Of course, such incredible ambition needs a quite incredible computer. Modelling an individual neuron at BBP today leads to around 20,000 ordinary differential equations. When modelling entire brain regions, this quickly rises to 100 billion equations that have to be solved concurrently. To provide the massive amount of computing power that will be necessary, BBP will be installing an HPE SGI 8600 supercomputer system in Lugano, Switzerland, and will make use of a cluster comprising 372 compute nodes. The HPE SGI 8600 is a sixth-generation system designed to solve the world’s most complex problems in areas ranging from life, earth, and space sciences, to engineering, manufacturing and national security—meaning that it was specially created for applications like BBP in which the power of big data and AI is harnessed to further our human understanding of the world we live in.

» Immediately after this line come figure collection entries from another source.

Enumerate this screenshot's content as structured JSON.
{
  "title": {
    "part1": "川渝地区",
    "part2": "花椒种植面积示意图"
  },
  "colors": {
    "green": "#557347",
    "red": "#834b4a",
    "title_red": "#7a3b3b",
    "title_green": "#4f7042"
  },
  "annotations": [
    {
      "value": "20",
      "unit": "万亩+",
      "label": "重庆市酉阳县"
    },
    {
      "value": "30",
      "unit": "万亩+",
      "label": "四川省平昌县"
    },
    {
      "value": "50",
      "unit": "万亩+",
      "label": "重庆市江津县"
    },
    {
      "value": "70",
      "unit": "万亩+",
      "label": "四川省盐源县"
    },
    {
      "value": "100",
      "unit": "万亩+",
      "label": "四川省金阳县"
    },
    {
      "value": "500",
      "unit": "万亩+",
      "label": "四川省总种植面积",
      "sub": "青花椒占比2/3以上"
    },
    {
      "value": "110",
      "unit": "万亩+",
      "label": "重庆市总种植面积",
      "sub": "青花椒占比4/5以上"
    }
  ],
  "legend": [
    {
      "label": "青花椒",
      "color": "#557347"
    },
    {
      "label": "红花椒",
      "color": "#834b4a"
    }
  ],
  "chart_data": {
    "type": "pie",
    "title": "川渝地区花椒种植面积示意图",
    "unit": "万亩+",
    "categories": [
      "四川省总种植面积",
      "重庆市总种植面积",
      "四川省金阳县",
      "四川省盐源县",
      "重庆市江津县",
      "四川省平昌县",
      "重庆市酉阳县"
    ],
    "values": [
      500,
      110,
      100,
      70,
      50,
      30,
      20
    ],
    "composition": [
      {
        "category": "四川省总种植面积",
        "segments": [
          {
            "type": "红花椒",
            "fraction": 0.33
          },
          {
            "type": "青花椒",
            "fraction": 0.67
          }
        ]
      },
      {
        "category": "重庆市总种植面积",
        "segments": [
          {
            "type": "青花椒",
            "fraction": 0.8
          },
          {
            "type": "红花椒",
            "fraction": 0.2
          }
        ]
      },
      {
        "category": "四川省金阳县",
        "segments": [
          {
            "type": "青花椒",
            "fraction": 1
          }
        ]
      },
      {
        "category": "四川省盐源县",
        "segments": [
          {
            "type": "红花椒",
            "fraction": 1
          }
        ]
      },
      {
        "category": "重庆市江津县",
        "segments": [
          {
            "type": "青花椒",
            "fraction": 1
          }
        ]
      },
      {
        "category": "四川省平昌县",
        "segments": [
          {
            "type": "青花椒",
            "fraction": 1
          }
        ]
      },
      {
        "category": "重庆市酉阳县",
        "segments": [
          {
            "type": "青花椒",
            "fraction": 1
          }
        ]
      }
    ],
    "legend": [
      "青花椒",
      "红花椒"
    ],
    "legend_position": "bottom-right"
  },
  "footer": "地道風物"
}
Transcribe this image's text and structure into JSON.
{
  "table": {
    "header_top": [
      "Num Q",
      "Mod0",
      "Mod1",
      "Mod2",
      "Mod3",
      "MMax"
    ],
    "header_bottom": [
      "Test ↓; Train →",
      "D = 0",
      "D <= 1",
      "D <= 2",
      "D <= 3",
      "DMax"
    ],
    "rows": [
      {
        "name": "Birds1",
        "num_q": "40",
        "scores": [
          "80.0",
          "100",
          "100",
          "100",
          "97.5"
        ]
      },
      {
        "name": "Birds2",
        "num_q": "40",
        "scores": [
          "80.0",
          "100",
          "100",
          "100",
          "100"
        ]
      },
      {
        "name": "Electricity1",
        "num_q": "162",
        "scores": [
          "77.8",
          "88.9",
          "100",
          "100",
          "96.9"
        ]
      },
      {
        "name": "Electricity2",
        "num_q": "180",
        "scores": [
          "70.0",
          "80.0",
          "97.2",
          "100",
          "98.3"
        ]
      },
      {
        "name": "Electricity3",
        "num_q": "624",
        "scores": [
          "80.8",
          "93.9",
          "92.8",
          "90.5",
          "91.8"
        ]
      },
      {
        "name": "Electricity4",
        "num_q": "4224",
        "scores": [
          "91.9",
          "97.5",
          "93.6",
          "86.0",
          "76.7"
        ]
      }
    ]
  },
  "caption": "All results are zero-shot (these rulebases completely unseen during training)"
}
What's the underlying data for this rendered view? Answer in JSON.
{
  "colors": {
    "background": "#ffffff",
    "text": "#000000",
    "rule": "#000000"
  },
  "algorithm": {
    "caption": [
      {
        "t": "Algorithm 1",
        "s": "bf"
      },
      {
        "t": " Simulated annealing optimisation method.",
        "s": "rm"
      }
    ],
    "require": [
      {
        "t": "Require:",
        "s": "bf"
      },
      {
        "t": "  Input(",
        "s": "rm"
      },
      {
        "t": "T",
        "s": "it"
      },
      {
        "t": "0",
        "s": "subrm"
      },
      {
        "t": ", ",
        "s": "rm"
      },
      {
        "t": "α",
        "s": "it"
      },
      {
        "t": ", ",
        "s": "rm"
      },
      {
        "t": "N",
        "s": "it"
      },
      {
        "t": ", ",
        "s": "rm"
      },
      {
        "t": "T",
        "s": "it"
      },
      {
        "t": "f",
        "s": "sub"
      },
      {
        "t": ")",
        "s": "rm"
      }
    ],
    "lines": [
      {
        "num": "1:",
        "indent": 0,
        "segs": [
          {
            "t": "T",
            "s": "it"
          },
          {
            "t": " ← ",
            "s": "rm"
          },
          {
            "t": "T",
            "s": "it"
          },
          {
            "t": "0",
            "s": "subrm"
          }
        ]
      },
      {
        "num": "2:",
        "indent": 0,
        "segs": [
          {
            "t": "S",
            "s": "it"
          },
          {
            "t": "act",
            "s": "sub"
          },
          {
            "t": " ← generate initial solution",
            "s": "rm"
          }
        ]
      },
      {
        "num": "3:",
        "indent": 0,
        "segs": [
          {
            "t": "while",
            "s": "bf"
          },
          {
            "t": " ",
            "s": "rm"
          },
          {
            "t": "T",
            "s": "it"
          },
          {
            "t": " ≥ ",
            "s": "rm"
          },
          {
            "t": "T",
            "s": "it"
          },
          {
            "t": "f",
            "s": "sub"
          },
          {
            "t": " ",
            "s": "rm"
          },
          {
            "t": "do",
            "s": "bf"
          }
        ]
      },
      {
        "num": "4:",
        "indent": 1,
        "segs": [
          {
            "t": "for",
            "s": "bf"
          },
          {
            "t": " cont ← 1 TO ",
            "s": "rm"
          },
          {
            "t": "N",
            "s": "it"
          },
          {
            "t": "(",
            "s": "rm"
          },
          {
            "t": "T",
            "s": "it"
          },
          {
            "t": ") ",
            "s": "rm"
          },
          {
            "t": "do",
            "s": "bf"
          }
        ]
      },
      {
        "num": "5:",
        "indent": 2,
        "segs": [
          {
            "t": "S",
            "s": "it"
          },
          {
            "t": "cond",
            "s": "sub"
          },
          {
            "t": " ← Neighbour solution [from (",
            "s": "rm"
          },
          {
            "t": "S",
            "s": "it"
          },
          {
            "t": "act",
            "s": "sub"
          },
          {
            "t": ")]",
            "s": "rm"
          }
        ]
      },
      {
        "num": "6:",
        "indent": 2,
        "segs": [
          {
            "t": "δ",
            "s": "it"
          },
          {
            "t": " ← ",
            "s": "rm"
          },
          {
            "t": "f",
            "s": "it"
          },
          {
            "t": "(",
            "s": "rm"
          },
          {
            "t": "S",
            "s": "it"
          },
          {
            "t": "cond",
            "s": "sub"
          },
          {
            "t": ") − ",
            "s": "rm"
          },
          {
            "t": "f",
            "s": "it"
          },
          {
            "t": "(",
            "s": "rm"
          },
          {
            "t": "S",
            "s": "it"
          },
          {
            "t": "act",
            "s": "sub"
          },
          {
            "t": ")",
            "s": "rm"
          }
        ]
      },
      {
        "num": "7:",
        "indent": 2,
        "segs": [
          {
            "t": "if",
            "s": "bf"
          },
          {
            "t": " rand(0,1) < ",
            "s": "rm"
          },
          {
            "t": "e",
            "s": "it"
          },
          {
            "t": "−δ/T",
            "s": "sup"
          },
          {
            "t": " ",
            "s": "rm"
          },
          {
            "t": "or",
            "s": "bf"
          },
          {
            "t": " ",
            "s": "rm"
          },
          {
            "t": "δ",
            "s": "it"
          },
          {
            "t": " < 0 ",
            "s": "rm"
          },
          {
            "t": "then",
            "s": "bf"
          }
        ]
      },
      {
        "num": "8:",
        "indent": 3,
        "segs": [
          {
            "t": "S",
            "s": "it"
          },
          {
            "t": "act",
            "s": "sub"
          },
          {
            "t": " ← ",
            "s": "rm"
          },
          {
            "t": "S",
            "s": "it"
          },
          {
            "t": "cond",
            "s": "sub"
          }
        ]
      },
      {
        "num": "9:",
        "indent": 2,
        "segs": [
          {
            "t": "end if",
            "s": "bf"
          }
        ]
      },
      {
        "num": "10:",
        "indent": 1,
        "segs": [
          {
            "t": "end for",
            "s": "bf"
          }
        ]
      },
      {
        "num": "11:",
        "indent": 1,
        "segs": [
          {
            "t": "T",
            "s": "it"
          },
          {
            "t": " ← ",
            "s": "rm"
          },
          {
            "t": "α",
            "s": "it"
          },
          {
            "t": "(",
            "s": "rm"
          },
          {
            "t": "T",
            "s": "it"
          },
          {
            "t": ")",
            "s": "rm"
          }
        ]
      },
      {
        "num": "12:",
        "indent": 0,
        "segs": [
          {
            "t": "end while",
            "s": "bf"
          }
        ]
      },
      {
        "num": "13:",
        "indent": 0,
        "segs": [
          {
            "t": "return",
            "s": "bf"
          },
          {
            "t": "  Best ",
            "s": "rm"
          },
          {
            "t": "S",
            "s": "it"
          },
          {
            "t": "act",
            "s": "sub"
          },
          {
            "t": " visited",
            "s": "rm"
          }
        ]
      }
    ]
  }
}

Endeavors like our collaboration with BBP bring a lot of hope for the future. There are great advances in areas like medicine thanks to big data, AI and super-computing, but there are also gaps that are slowing enhancement down—such as the need to digitize more patient records and get the data into a format that can be used. Projects such as this one show that we are pushing past the limitations and using data to accomplish feats that once seemed impossible. If we can do that, then the possible will follow in good time. It is something I am very proud to be a part of.